Gaining informed consent from research participants is widely regarded as central to ethical research practice. This article reports on research which sought to identify contemporary practice in this area amongst researchers working in fields where research participants are often constructed as vulnerable within the research process, and where their potential involvement tends to be mediated by institutional gatekeepers. Drawing on telephone interview and focus group data, the article focuses specifically on the experiences of researchers working with children and young people. It highlights the tensions experienced by many researchers between a personal commitment to an ethical framework which seeks to prioritise the agency and competency of children and young people, and the conditions imposed upon them by working within institutional settings where these principles may be undermined. This research suggests that the consent practices of child‐ and youth‐orientated institutions, however much frowned upon, tend to go largely unchallenged by researchers, to the detriment of the rights of children and young people to opt in and out of research on their own behalf.

Acknowledgements

The project upon which this article is based, ‘Informed consent and the research process’, was funded by the UK's Economic and Social Research Council under the Research Methods Programme, award no. H333250034. We are extremely grateful to all the researchers who have given their time to contribute to the project.
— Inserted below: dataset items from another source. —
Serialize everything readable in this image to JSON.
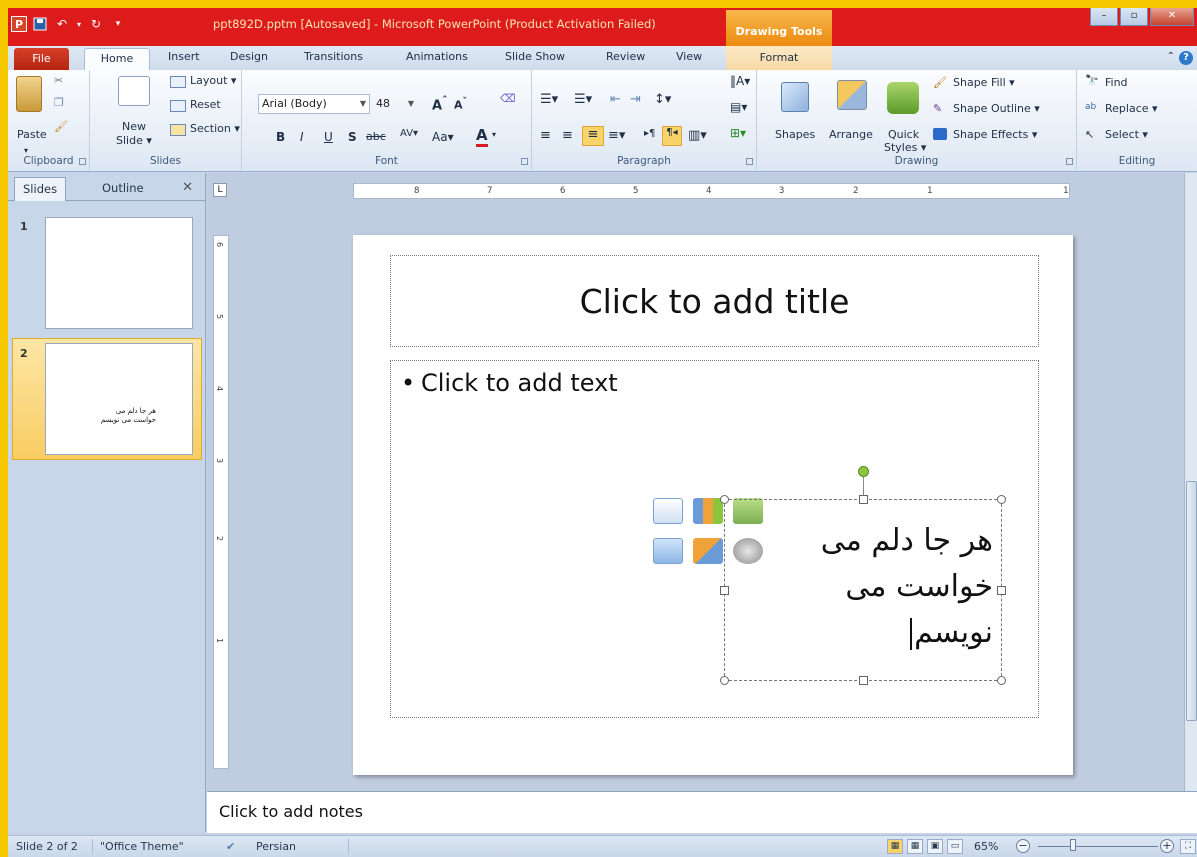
{
  "titlebar": {
    "app_icon": "P",
    "title": "ppt892D.pptm [Autosaved] - Microsoft PowerPoint (Product Activation Failed)",
    "contextual_tab_group": "Drawing Tools",
    "window_buttons": [
      "–",
      "▫",
      "✕"
    ]
  },
  "tabs": {
    "file": "File",
    "home": "Home",
    "insert": "Insert",
    "design": "Design",
    "transitions": "Transitions",
    "animations": "Animations",
    "slideshow": "Slide Show",
    "review": "Review",
    "view": "View",
    "format": "Format"
  },
  "ribbon": {
    "clipboard": {
      "label": "Clipboard",
      "paste": "Paste"
    },
    "slides": {
      "label": "Slides",
      "new_slide_1": "New",
      "new_slide_2": "Slide ▾",
      "layout": "Layout ▾",
      "reset": "Reset",
      "section": "Section ▾"
    },
    "font": {
      "label": "Font",
      "font_name": "Arial (Body)",
      "font_size": "48"
    },
    "paragraph": {
      "label": "Paragraph"
    },
    "drawing": {
      "label": "Drawing",
      "shapes": "Shapes",
      "arrange": "Arrange",
      "quick_styles_1": "Quick",
      "quick_styles_2": "Styles ▾",
      "shape_fill": "Shape Fill ▾",
      "shape_outline": "Shape Outline ▾",
      "shape_effects": "Shape Effects ▾"
    },
    "editing": {
      "label": "Editing",
      "find": "Find",
      "replace": "Replace ▾",
      "select": "Select ▾"
    }
  },
  "left_pane": {
    "tab_slides": "Slides",
    "tab_outline": "Outline",
    "close": "✕",
    "thumbs": [
      {
        "number": "1",
        "text": ""
      },
      {
        "number": "2",
        "text": "هر جا دلم می خواست می نویسم"
      }
    ]
  },
  "ruler": {
    "h_numbers": [
      "8",
      "7",
      "6",
      "5",
      "4",
      "3",
      "2",
      "1",
      "1"
    ],
    "v_numbers": [
      "6",
      "5",
      "4",
      "3",
      "2",
      "1"
    ]
  },
  "slide": {
    "title_placeholder": "Click to add title",
    "content_placeholder": "Click to add text",
    "textbox_lines": [
      "هر جا دلم می",
      "خواست می",
      "نویسم"
    ]
  },
  "notes": {
    "placeholder": "Click to add notes"
  },
  "statusbar": {
    "slide_info": "Slide 2 of 2",
    "theme": "\"Office Theme\"",
    "language": "Persian",
    "zoom": "65%"
  },
  "colors": {
    "title_bar": "#de1b1b",
    "highlight_frame": "#f5c800",
    "contextual_tab": "#f7a83a",
    "file_tab": "#c4301a"
  }
}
A version of this article was presented at the International Sociological Association's Sixth International Conference on Research Methodology in Amsterdam, August 2004, and we are grateful to participants in the ‘Ethics and Social Relations of Research’ stream for their useful feedback. Thanks, too, to the two anonymous reviewers of this article for their comments.

Notes

1. All of the interviews were conducted by Vikki Charles, the project Research Fellow.

2. Specific guidelines on researching children have, for example, been produced by organisations such as the Market Research Society and the National Children's Bureau.

3. In 1983, Victoria Gillick sought a High Court declaration that none of her five daughters could be prescribed or advised on birth control until they were 16. Her application was overruled, then supported by the Court of Appeal in 1984, and finally overruled by the Law Lords in 1985.

4. Alderson and Morrow (2004) argue that only a very controversial piece of research would be likely to reach the courts, in which case researchers would be wise to seek parental consent in the first instance.

5. Conversely, under‐16‐year‐olds have no legal powers to prevent their parents from providing personal information about them for research purposes, even though they may be unhappy about such information being given. Neither is it unusual for personal information pertaining to (identifiable) individual children and young people to be provided by workers within institutional settings without first gaining their consent.